Après les exposés des différents ministères, Son Excellence le Président de la République et le Gouvernement en général ont été satisfaits des réalisations des trois derniers mois cotées très bonnes avec une note de plus de 78% : Les recettes se sont beaucoup améliorées car les circuits identifiés des fraudes ont été bloqués et beaucoup de de fonds détournés ont été récupérés et rentrés dans le trésor public. Aussi, beaucoup de dossiers ont été acheminés dans la Brigade anti-corruption et dans l’Inspection Générale de l’Etat.

L’autre secteur qui a connu des améliorations est celui des marchés publics. Le constat avait été que la lenteur des procédures constituait un obstacle à la réalisation des projets de l’Etat. Ainsi, les modifications ont été apportées à la Loi régissant les marchés publics et sont en cours d’analyse en vue d’assouplir les procédures.
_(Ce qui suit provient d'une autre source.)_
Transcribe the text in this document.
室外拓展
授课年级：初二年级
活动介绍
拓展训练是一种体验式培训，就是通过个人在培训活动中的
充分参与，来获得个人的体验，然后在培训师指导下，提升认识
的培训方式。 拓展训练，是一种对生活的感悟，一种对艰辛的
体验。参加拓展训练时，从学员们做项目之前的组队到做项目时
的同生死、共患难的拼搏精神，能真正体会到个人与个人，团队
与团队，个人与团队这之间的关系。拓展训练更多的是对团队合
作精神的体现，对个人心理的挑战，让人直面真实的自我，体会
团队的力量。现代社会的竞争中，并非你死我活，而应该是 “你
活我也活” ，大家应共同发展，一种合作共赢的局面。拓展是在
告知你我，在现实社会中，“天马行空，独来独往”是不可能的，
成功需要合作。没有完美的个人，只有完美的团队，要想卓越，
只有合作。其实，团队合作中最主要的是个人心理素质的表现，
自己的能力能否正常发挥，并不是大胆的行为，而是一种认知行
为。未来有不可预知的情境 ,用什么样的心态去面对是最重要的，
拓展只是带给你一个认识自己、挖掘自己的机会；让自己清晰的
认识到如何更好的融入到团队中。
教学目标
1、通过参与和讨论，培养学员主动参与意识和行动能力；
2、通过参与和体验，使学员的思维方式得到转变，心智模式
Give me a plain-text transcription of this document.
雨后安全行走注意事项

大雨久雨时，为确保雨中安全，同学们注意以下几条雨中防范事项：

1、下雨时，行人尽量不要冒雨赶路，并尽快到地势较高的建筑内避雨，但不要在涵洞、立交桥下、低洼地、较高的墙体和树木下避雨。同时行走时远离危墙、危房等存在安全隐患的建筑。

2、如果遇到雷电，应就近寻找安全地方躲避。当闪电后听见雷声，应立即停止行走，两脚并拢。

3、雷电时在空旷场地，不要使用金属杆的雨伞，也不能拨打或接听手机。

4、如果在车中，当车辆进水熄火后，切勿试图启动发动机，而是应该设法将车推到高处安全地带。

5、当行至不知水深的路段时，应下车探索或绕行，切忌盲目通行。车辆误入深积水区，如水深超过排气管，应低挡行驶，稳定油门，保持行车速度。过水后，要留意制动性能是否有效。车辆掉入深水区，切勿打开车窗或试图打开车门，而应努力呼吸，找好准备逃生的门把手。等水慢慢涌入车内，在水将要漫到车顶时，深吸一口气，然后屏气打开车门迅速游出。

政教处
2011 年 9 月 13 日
D’autres stratégies ont été  mis en œuvre pour parer au laisser faire qui s’observe dans certains services. Il a été recommandé une évaluation trimestrielle à tous les niveaux des ministères et services de l’Etat pour permettre aux concernés de se ressaisir.

La retraite gouvernementale s’est également penchée à la fuite des cerveaux surtout dans les secteurs de la santé et sécurité, causée par certains pays prétextant aider le Burundi dans la formation des cadres, s’emparent des spécialistes formés. Le Gouvernement a pris l’option de faire signer les contrats à ceux qui partent afin qu’ils soient redevables envers le Gouvernement qui les a envoyés. Aussi, le Gouvernement va réduire l’envoi des lauréats dans des pays déjà identifiés comme prédateurs des cerveaux burundais.